NC State Study Examines Geography of Human Disease
If your home region has a hot, wet climate and a lot of different kinds of birds and mammals living in it, there’s a really good chance the region will also contain numerous kinds of pathogens that cause human diseases.
A new study examining the geography of human disease, led by Dr. Rob Dunn at North Carolina State University alongside an international team of biologists and social scientists, shows that that one can predict the number of kinds of disease-causing pathogens in a region just by knowing its climate or the number of birds and mammals found there. Multiple things, Dunn says, might influence the diversity of pathogens in a region: human population size and density, the amount of time people have lived there or expenditures on disease control. Each of these undoubtedly has some influence, but the environment is dominant.
“We imagine that we have nature under control, but nobody seems to have told nature,” Dunn says. “The environment and, in its broadest sense, nature determines the number of kinds of diseases in different regions of the world in much the way that it has influenced the number of kinds of birds, mammals, ants or bees.”
But while the environment determines how many diseases one finds in a region, it does not determine how common they are. The researchers also examined the factors correlated to the prevalence, or commonness, of human pathogens across the globe and discovered that the most important factor is health-care spending, specifically expenditures on disease control.
“On the one hand, we are not very effective at altering the numbers of kinds of pathogens present, as those numbers are strongly correlated with environmental conditions. The vagaries of climate and life over which we have little control determine which diseases you are at risk of contracting in any given place,” Dunn says. “But on the other hand, we can control the prevalence of pathogens by spending money on disease-control efforts. It is that prevalence that influences human health and well-being.”
A paper describing the research appears online in Proceedings of the Royal Society of London: B, a leading peer-reviewed biology journal.
The study examined a host of factors thought to be involved in the global distribution of disease-carrying organisms. Climate and geographic variables, population data, disease-control data, pathogen data and human history data were all factored into statistical models that attempted to show which factors had stronger correlations to disease.
Geographic regions with lots of different kinds of birds and mammals are correlated with the presence of lots of pathogens. The most likely explanation for this relationship is simply that the same environmental factors have influenced patterns in diversity of human pathogens that have patterns in the diversity of the rest of life, including the birds and mammals. Reducing bird and mammal diversity will not remove the diseases, Dunn asserts. In fact, making wild birds and mammals more rare seems likely to increase the diversity of human diseases, with diseases on rare mammals and birds all too eager to jump from their sinking ships.
But all is not lost if you live in hotter and wetter climes with lots of birds and mammals around. Dunn points to life in the United States as one example. Malaria is present but is rare and relatively insignificant because of the country’s historic effort at controlling disease.
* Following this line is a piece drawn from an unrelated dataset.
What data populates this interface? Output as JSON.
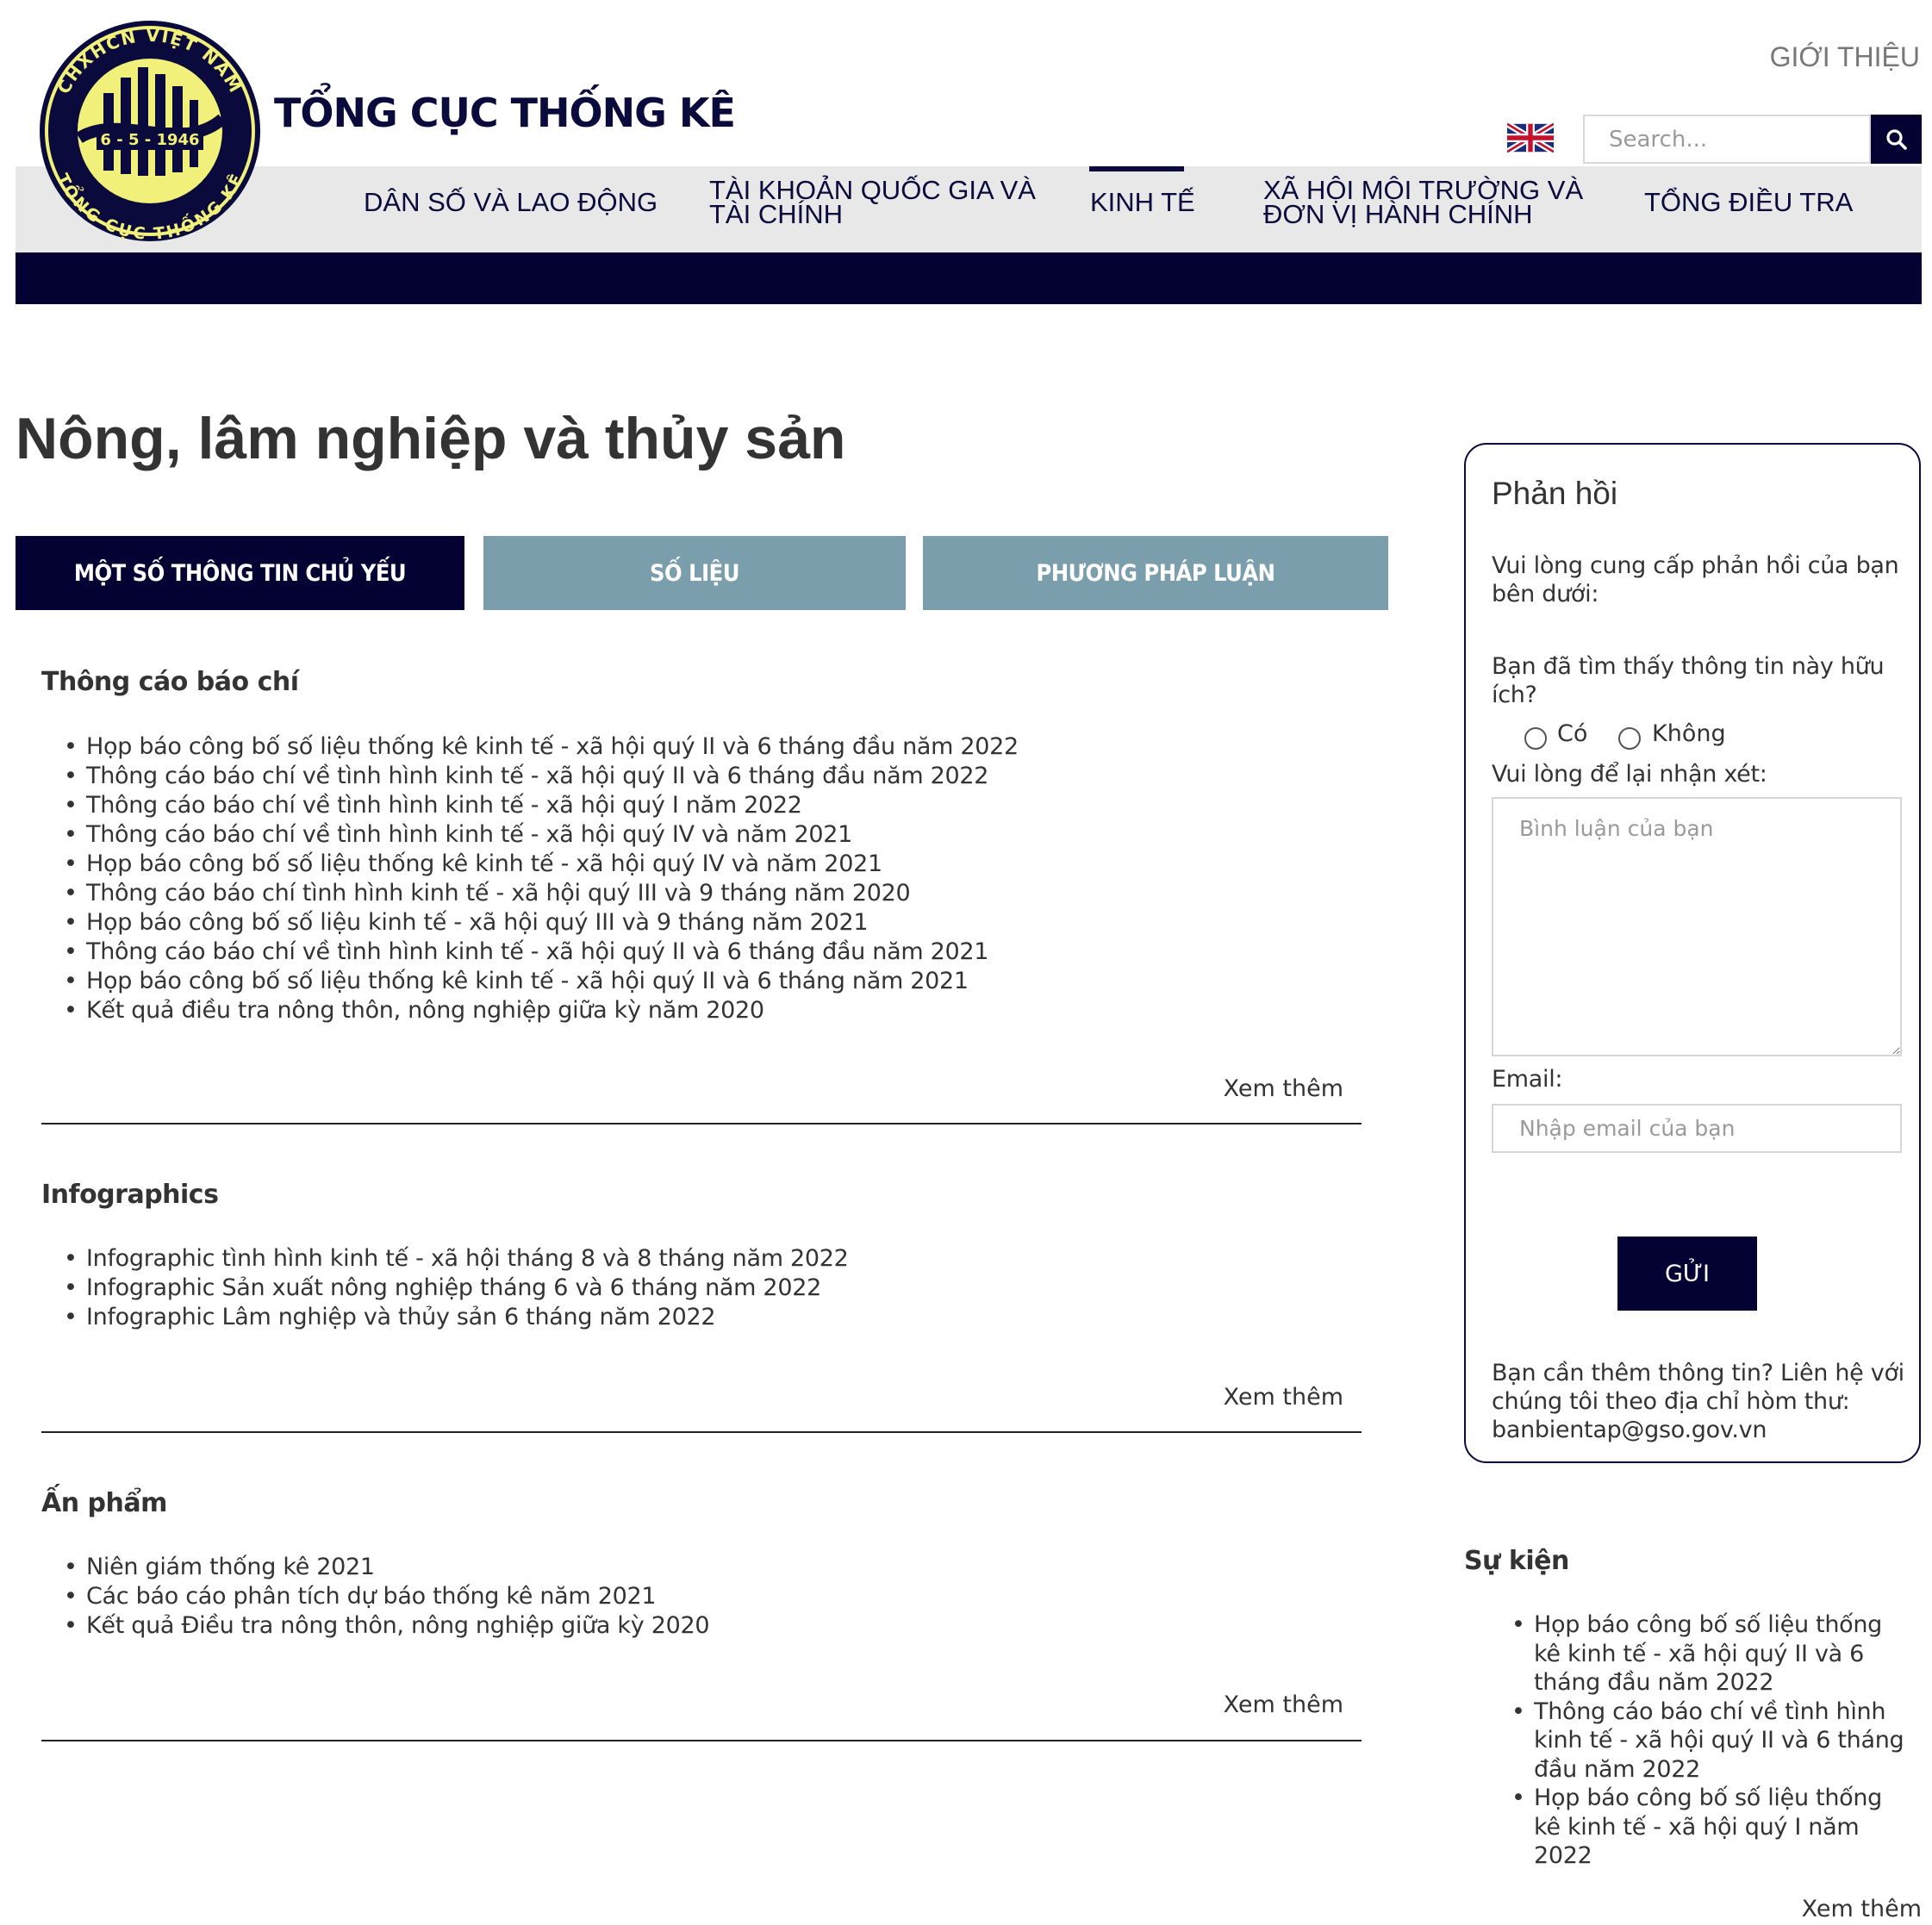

In short, the United States has a large number of different kinds of pathogens, Dunn says, but pathogen prevalence is low because of a strong history of disease-control and health-care spending.
The researchers also suggest ways to optimize future spending. In particular, places where current spending is low and populations are large are likely to be places where the most people will be saved by additional efforts – notably India, Pakistan and East African nations along the equator. “Current health-care spending is quite low, prevalence of pathogens is quite high, and human populations are large in these areas, so it makes sense to target efforts there,” Dunn says.
NC State’s Department of Biology is part of the university’s College of Agriculture and Life Sciences.
See more about the paper and Dunn’s work here.
– kulikowski –
Note: An abstract of the paper follows.
“Global Drivers of Human Pathogen Richness and Prevalence”
Authors: Robert R. Dunn and Nyeema C. Harris, North Carolina State University; T. Jonathan Davies, University of California, Santa Barbara and McGill University; Michael C. Garvin, Victoria University of Wellington
Published: April 15, 2010, online in Proceedings of the Royal Society: B
Abstract: The differences in the richness and prevalence of human pathogens among different geographic locations have ramifying consequences for societies and individuals. The relative contributions of different factors to these patterns, however, have not been fully resolved. We conduct a global analysis of the relative influence of climate, alternative host diversity, and spending on disease prevention on modern patterns in the richness and prevalence of human pathogens. Pathogen richness (number of kinds) is largely explained by the number of birds and mammals in a region. The most diverse countries with respect to birds and mammals are also the most diverse with respect to pathogens. Importantly for human health, prevalence of key human pathogens (number of cases) is strongly influenced by disease control efforts. As a consequence, even where disease richness is high, we might still control prevalence, particularly if we spend money in those regions where current spending are low, prevalence is high, and populations are large.